Another intriguing variation of this model is that of South Korea and Singapore, where a Deputy Prime Minister is given official responsibility for coordinating economic policy. The Deputy PM has the seniority to enforce coordination among the economic ministers. Given these countries’ policy coherence and long-term development success, this is a model we should seriously consider. Of course, doing so successfully would require a more technocratic lens in selecting cabinet members.
President Ramaphosa expressed his desire to reform cabinet in his first State of the Nation Address in 2018, but did so only partially, reducing the number of ministers from the Zuma peak of 36 to 28 currently, in line with Mbeki-era levels (29). Some expected Ramaphosa to go further in consolidating ministerial portfolios but he held back, perhaps due to the risk associated with implementing such fundamental change within the fraught internal politics of the ANC.

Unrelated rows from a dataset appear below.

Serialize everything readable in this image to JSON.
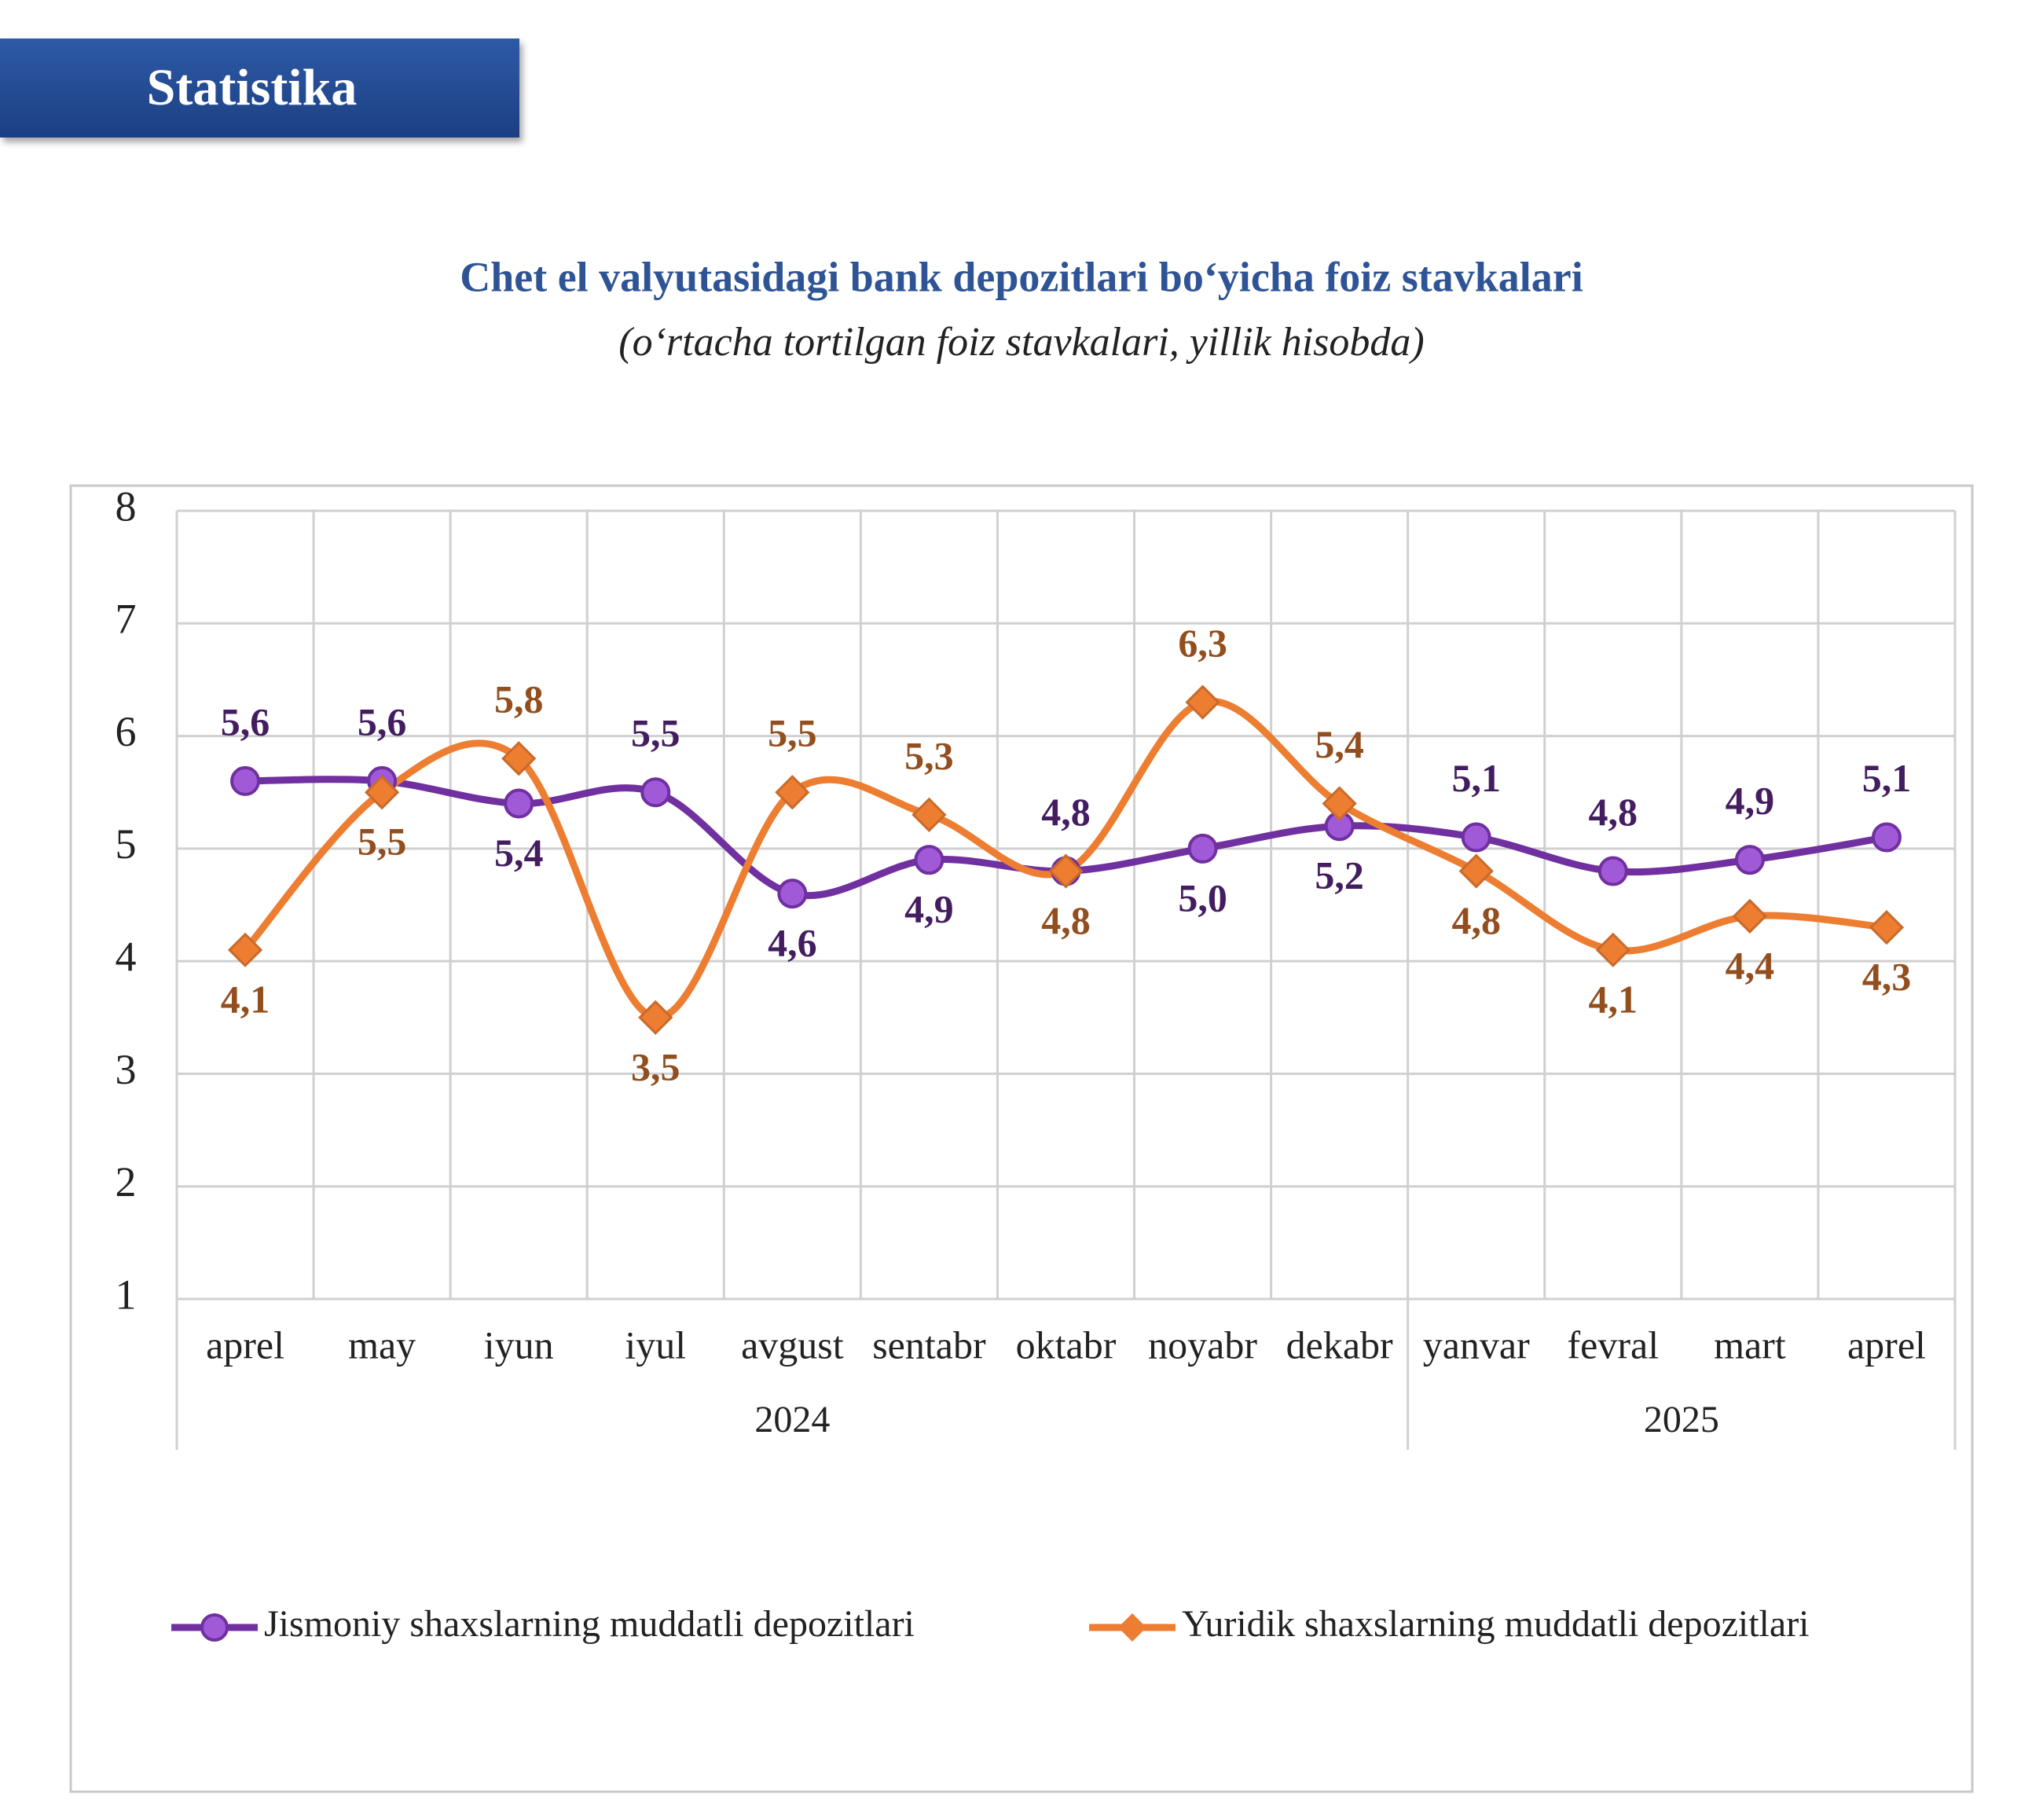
{
  "header": {
    "title": "Statistika"
  },
  "chart_data": {
    "type": "line",
    "title": "Chet el valyutasidagi bank depozitlari bo‘yicha foiz stavkalari",
    "subtitle": "(o‘rtacha tortilgan foiz stavkalari, yillik hisobda)",
    "categories": [
      "aprel",
      "may",
      "iyun",
      "iyul",
      "avgust",
      "sentabr",
      "oktabr",
      "noyabr",
      "dekabr",
      "yanvar",
      "fevral",
      "mart",
      "aprel"
    ],
    "years": [
      "2024",
      "2024",
      "2024",
      "2024",
      "2024",
      "2024",
      "2024",
      "2024",
      "2024",
      "2025",
      "2025",
      "2025",
      "2025"
    ],
    "series": [
      {
        "name": "Jismoniy shaxslarning muddatli depozitlari",
        "color": "#7030a0",
        "marker": "circle",
        "values": [
          5.6,
          5.6,
          5.4,
          5.5,
          4.6,
          4.9,
          4.8,
          5.0,
          5.2,
          5.1,
          4.8,
          4.9,
          5.1
        ],
        "value_labels": [
          "5,6",
          "5,6",
          "5,4",
          "5,5",
          "4,6",
          "4,9",
          "4,8",
          "5,0",
          "5,2",
          "5,1",
          "4,8",
          "4,9",
          "5,1"
        ]
      },
      {
        "name": "Yuridik shaxslarning muddatli depozitlari",
        "color": "#ed7d31",
        "marker": "diamond",
        "values": [
          4.1,
          5.5,
          5.8,
          3.5,
          5.5,
          5.3,
          4.8,
          6.3,
          5.4,
          4.8,
          4.1,
          4.4,
          4.3
        ],
        "value_labels": [
          "4,1",
          "5,5",
          "5,8",
          "3,5",
          "5,5",
          "5,3",
          "4,8",
          "6,3",
          "5,4",
          "4,8",
          "4,1",
          "4,4",
          "4,3"
        ]
      }
    ],
    "ylim": [
      1,
      8
    ],
    "yticks": [
      1,
      2,
      3,
      4,
      5,
      6,
      7,
      8
    ],
    "grid": true,
    "smooth": true,
    "legend": "bottom"
  }
}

In the third model, the President oversees economy policy. The United States is the most prominent example of this. The US President is the face of that country’s economy, supported by a Council of Economic Advisors in the White House and the Treasury Secretary. The President takes credit when economic fundamentals are strong – growth, job numbers, the Dow – and absorbs public ire when they are weak, as Biden is currently discovering with high inflation weighing down his public approval ratings. Unhappy voters don’t particularly seem to care that the inflation has largely been driven by pandemic-related supply chain disruptions outside of Biden’s control. Indeed, one advantage of the Economic Super-Ministry model is that a Minister of the Economy can absorb citizens discontent in difficult times, and can be reshuffled. Or fired. It may be that the President-led model is best suited to the US, where economic strength is the norm and economic storms are infrequent.
Still, it is understandable that President Ramaphosa has taken greater control over the economy. Aside from cleaning up public governance, resuscitating inclusive growth was and is the focus of his presidency. After a decade of economic malaise and hardship, citizens want better opportunities and living standards, and business want favorable conditions to trade and invest. The success of his presidency hinges on his ability to lead us out of our economic morass. Ramaphosa first looked to Tito to be his partner in driving reform, but the Governor was ambivalent about committing to staying in government for the long haul. Minister Godongwana, while a steady policy hand, perhaps does not yet have the tenure and institutional knowledge of the government economic apparatus to drive strong coordination across the cluster. Ramaphosa ultimately decided major cabinet reform was too risky politically for the time being. The President appears to have concluded, if you want something done right, do it yourself.